Die Pferde gingen immer ruhigen Schritts weiter. Die Glockenschläge der Sankt Martinskirche verrieten Eberstein, daß er sich noch Zeit lassen konnte. Sie nahmen ihren Weg am Ufer der Fulda entlang, die links und rechts von dichtem Gebüsch gesäumt war.
Nachdem Eberstein eine Weile verstockt geschwiegen hatte, redete er jetzt um so heftiger auf Charlotte ein. Er verstieg sich sogar zu Vorwürfen.
»Ich mache mich bei den Herren des Offizierskorps schon langsam lächerlich mit meiner erfolglosen Werbung. Und für einen Mann in meiner Stellung gibt es nichts Schlimmeres, als lächerlich zu sein.«
Charlotte runzelte ganz leicht die Stirn.
»Soll das eine Erpressung sein«, fragte sie.
»Um Gottes willen, faßt es nicht falsch auf«, versicherte ihr Eberstein. »Ihr sollt lediglich wissen, wie sehr ich um Euch leide.«
»Das ist einzig und allein Euer eigenes Pech, Graf« , erwiderte sie, und es lag leichter Spott in ihrer Stimme. »Aber es soll nicht an mir liegen, wenn dieses Leiden fortgesetzt wird. Gebt endlich den Wunsch auf, mich zur Frau zu gewinnen, und Ihr seid Meister der Situation.«
»Ich kann nicht«, erwiderte Eberstein und vergaß nicht, seiner Stimme einen traurigen Ausdruck zu verleihen.

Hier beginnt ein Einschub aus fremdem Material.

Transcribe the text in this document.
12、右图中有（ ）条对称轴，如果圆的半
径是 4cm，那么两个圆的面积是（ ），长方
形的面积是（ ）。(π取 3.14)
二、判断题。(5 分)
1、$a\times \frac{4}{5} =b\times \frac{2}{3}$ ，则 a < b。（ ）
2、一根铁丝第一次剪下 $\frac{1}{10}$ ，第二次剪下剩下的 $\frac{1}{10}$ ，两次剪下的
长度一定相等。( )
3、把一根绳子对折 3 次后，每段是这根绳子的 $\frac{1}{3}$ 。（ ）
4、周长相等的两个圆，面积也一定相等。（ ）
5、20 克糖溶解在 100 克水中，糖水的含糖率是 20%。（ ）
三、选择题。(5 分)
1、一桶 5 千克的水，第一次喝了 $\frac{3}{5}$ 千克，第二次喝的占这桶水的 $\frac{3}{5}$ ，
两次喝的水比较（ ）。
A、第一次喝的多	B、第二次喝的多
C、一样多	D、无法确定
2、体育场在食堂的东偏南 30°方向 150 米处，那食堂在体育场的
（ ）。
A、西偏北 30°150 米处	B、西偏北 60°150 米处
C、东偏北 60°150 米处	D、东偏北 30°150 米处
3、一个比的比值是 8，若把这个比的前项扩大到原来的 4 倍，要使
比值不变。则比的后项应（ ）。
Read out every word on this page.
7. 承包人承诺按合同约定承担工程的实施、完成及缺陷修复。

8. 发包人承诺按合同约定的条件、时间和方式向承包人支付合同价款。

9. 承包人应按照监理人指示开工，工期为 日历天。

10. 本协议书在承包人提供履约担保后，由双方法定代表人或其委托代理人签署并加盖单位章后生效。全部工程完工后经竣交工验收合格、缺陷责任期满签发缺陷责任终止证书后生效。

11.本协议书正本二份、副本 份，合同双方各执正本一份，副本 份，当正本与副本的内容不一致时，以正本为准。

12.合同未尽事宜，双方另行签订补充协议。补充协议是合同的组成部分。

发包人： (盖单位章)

»Nun, wenn Ihr nicht könnt, ich kann. Wir wollen nicht als Feinde auseinandergehen. Ihr wart der Freund Michel Baums, und als solchen will ich Euch betrachten. Scheiden wir ohne Bitterkeit. Nehmen wir diese Stunde als Stunde des Abschieds.«
»Niemals.«
»Doch, um Eurer selbst willen muß es sein.«
»Nehmt keine Rücksicht auf mich, Charlotte.«
Sie blickte erstaunt zu ihm hinüber.
»Indirekt habt Ihr es doch soeben noch verlangt.«
»Es war nicht so gemeint. Ich bin schon froh, wenn ich hin und wieder eine Stunde mit Euch ausreiten darf.«
Sie schwiegen. In einem Bogen ritten sie jetzt vom Ufer der Fulda weg dem Eingang des Parks zu.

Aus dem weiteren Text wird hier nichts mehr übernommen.